The MRI study of (Fitch and Giedd, 1999) is the only population study of vocal tract length; that is, the only study with a direct measure of vocal tract length and a substantial number of participants representing the full range of vocal tract development. It is important to note, however, that the subjects where lying down in the MRI scanner in “the nasal breathing position.” They did not vocalize in the scanner, and (Fitch and Giedd, 1999) did not record the speech of their participants outside the scanner. They did not have the resources to analyze the sounds at that time. So, there are no developmental, population studies in the literature that combine a direct measurement of vocal tract length with an analysis of the speech sounds from the same individuals.
Formant frequency as a function of age
It is also the case that there are no developmental studies of speech sounds which report the heights of the speakers. It is understandable that they do not report VTL since it is so difficult to measure, but it seems surprising that speech scientists would not gather height data as a readily available measure that is highly correlated with VTL. The vocal tract is actually a combination of the nasal, oral and pharyngeal tubes that connect the openings of the nose and mouth to the trachea and the oesophagus; as a result, vocal tract length might have been anticipated to be a simple function of body height, as it has now been shown to be in the data of Fitch and Giedd (1999). However, the scientists who developed the different models of speech production are not the same scientists as those who gathered the developmental data on speech sounds. Vorperian and Kent (2007) recently surveyed the field and reported 22 developmental studies from the past 55 years, beginning with the seminal early study by Peterson and Barney (1952). They describe the situation as follows: “Although chronological age is not necessarily the preferred independent variable in studies of development or maturation, it is the most frequently reported subject descriptor across studies and, in fact, is typically the only reported index (Kent and Vorperian, 1995).”
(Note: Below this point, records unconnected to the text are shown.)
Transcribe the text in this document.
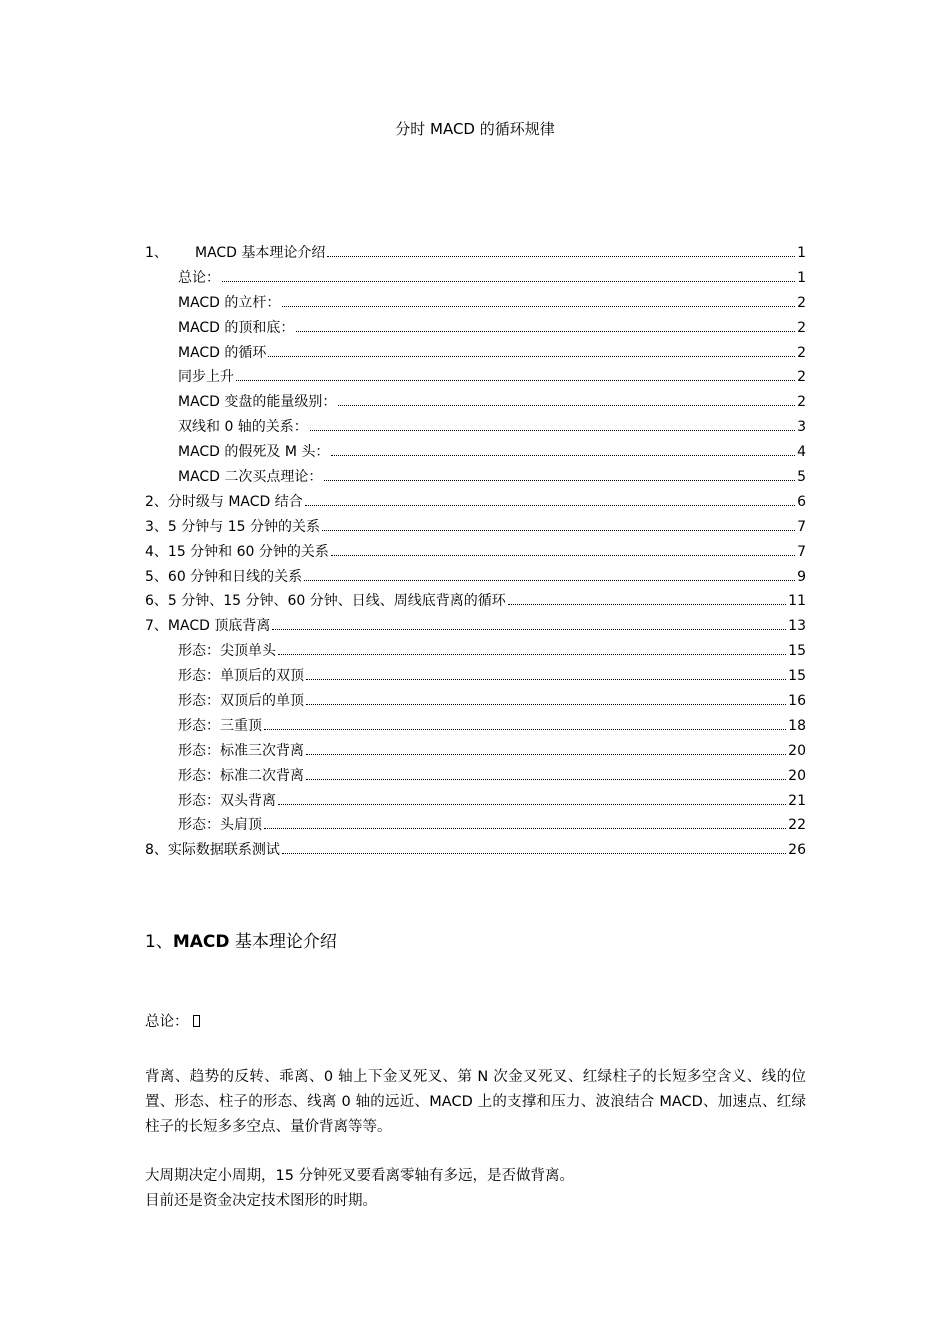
分时 MACD 的循环规律
1、	MACD 基本理论介绍	1
总论：	1
MACD 的立杆：	2
MACD 的顶和底：	2
MACD 的循环	2
同步上升	2
MACD 变盘的能量级别：	2
双线和 0 轴的关系：	3
MACD 的假死及 M 头：	4
MACD 二次买点理论：	5
2、分时级与 MACD 结合	6
3、5 分钟与 15 分钟的关系	7
4、15 分钟和 60 分钟的关系	7
5、60 分钟和日线的关系	9
6、5 分钟、15 分钟、60 分钟、日线、周线底背离的循环	11
7、MACD 顶底背离	13
形态：尖顶单头	15
形态：单顶后的双顶	15
形态：双顶后的单顶	16
形态：三重顶	18
形态：标准三次背离	20
形态：标准二次背离	20
形态：双头背离	21
形态：头肩顶	22
8、实际数据联系测试	26
1、MACD 基本理论介绍
总论：
背离、趋势的反转、乖离、0 轴上下金叉死叉、第 N 次金叉死叉、红绿柱子的长短多空含义、线的位置、形态、柱子的形态、线离 0 轴的远近、MACD 上的支撑和压力、波浪结合 MACD、加速点、红绿柱子的长短多多空点、量价背离等等。
大周期决定小周期，15 分钟死叉要看离零轴有多远，是否做背离。
目前还是资金决定技术图形的时期。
One of the studies in the Vorperian and Kent review stands out as by far the best candidate for data on how the formant frequencies (and the pitch) of sustained vowel sounds vary with speaker age, and that is the study of Lee, Potamianos and Narayanan (1999). They recorded the speech of 436 children, ages 5-18, and 56 adults. They have ten or more male and 10 or more female participants for each and every year, with one exception – there are only nine females for age 17. Moreover, they have larger numbers of participants for the younger years where the data are more variable. This is by far the largest sample size reported by Vorperian and Kent (2007). Only two of the remaining 20 studies had more than 100 participants: One, by Hodge (1989) has 115 participants, but it is focused on development prior to age five. The other is the well known study of Hillenbrand et al. (1995), but it is not really a developmental study; the children are all 10-12 years of age and the rest of the participants are adults. Accordingly, the focus of this section is the data gathered by Lee et al. (1999).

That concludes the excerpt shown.